El cielo de Salamanca de Agustín Casillas
La joya abstracta donde desemboca la calle Van Dyck en el remanso verde de las Salesas, Paseo de Torres Villarroel | Fotos: JOSÉ AMADOR MARTÍN
Paseamos la ciudad mirando sin ver, sin alzar al vuelo los ojos de la prisa y de la costumbre. Recorrido sabido, la ciudad, sin embargo, se despliega ante la cámara y reconocemos vagamente el espacio del descubrimiento ¿Dónde está eso? Y retornado el paso apresurado, levantamos los ojos y descubrimos el secreto: el chaflán de piedra, la enredadera colorida que sube entre los balcones, la joya abstracta donde desemboca la calle Van Dyck en el remanso verde de las Salesas, Paseo de Torres Villarroel.
Hubo un tiempo en el que los arquitectos que alzaron Salamanca se aliaron con escultores y pintores. Por eso Ricardo Pérez Rodríguez-Navas le confió el altísimo chaflán al maestro Agustín Casillas y al pintor Ramón Melero. Antonio Casillas recuerda que ambos tenían sus talleres cerca y se apoyaban, colaboraban… no cabía la envidia ni la competencia entre el pintor de amplios y coloridos murales y el escultor que también pintaba y que se inició como escayolista y decorador. Trabajo entrelazado, hiedra que escala los siete pisos, abstracción de los signos del zodiaco en sinfonía de azules, grises, evocadora modernidad.

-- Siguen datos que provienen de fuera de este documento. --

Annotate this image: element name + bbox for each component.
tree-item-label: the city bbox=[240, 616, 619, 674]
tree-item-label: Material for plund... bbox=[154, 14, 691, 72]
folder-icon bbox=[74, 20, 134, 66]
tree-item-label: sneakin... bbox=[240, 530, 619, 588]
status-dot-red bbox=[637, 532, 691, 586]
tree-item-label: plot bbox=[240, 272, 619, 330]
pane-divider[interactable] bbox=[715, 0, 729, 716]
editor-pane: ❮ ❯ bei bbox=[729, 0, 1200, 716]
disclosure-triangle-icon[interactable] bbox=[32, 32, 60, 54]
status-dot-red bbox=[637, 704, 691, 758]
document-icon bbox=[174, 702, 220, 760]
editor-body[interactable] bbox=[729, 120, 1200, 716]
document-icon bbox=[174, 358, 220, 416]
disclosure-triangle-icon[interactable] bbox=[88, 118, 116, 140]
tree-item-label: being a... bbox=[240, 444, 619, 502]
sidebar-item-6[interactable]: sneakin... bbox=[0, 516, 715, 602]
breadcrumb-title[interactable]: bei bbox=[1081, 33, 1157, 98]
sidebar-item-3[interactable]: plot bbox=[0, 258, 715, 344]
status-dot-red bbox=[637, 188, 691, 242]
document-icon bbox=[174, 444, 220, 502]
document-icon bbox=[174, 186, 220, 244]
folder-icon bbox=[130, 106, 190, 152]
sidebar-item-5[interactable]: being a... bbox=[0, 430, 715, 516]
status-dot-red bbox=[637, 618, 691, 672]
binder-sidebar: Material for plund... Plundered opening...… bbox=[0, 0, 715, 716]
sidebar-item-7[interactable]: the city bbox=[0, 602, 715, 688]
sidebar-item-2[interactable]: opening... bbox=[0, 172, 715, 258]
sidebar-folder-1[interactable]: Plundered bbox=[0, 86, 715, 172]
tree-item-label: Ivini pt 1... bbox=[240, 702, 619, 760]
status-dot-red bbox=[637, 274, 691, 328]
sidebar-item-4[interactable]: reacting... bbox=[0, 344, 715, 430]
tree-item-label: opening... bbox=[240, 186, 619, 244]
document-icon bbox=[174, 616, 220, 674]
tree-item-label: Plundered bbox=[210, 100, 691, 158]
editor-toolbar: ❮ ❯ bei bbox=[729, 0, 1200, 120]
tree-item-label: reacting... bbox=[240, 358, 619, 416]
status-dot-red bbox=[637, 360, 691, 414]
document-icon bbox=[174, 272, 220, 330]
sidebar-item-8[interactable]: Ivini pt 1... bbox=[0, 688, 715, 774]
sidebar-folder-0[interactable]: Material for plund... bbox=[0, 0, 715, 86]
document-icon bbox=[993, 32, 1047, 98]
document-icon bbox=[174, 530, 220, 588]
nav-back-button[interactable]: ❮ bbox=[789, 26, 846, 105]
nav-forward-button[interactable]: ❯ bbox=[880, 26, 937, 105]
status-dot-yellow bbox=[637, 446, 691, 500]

Corrían el año 1968 y Salamanca despertaba, se agitaba, progresaba, se extendía y había que reinventar el cielo universitario, pasado perfecto, para elevarse más allá de la figuración. Hasta la estilización de la forma, la evocación del movimiento, un cierto aire pop para decorar la calle y hacer del espacio individual, utilitario, arte en el espacio de todos. Arquitectura resuelta con originalidad y atrevimiento.
¿Recordaría con este encargo el maestro Casillas sus inicios tempranos haciendo relieves para decoración? ¿Su pelea por convertirse en escultor, seguir sus estudios en la Escuela de Artes y Oficios mientras se ganaba la vida? Los años cuarenta eran un erial de afanes. Sin embargo, a finales de los sesenta, el cielo parecía al alcance de las manos de aquellos que veían ensancharse la ciudad, una Salamanca que Casillas, como tantos artistas, llenó de obra y de esperanza. Porque en este bajorrelieve que compite con los árboles del Paseo hay un mensaje de atrevida modernidad, de osadía: reinventar más allá de la ciudad letrada la herencia del cielo de Salamanca en términos de futuro: abstracción, movimiento, hormigón, edificio poderoso. Es la Salamanca del desarrollo, la ciudad orgullosa, la urbe moderna. Y en un ejercicio de futuro, el arquitecto convoca al escultor para emprender la obra de la novedad. Colores y formas orgánicas que parecen moverse ante la mirada, no del espectador del museo, sino del paseante de la calle siempre atento a sus afanes, a sus quehaceres, y en la tarde que cae sobre los árboles, a su demorado paseo.
La cámara de José Amador Martín se recrea en este acuario de hormigón que sube y baja por los siete pisos del edificio. Descubre sus colores, su fondo donde se recortan las ramas desnudas de los árboles. Nos ofrece una perspectiva distinta, moderna, pop-art del escultor tan querido por una ciudad a la que supo leer desde la tradición y la literatura. Nunca fue tan moderno, tan atrevido, tan libre el artista en su uso de un material que elevó a la categoría de arte. En la ciudad de la piedra plateresca, la humildad del hormigón fraguó la escultura urbana de Casillas dándonos sus frutos más queridos. Esos que nos acompañan en el paseo cotidiano por la ciudad insospechada, la ciudad que siempre guarda la sorpresa, el rincón, el itinerario inesperado. Un cielo constelado que se alza como la mirada siempre atenta del fotógrafo. Exquisito regalo a la vuelta de todas las esquinas salmantinas que recorrer sin prisa de su mano.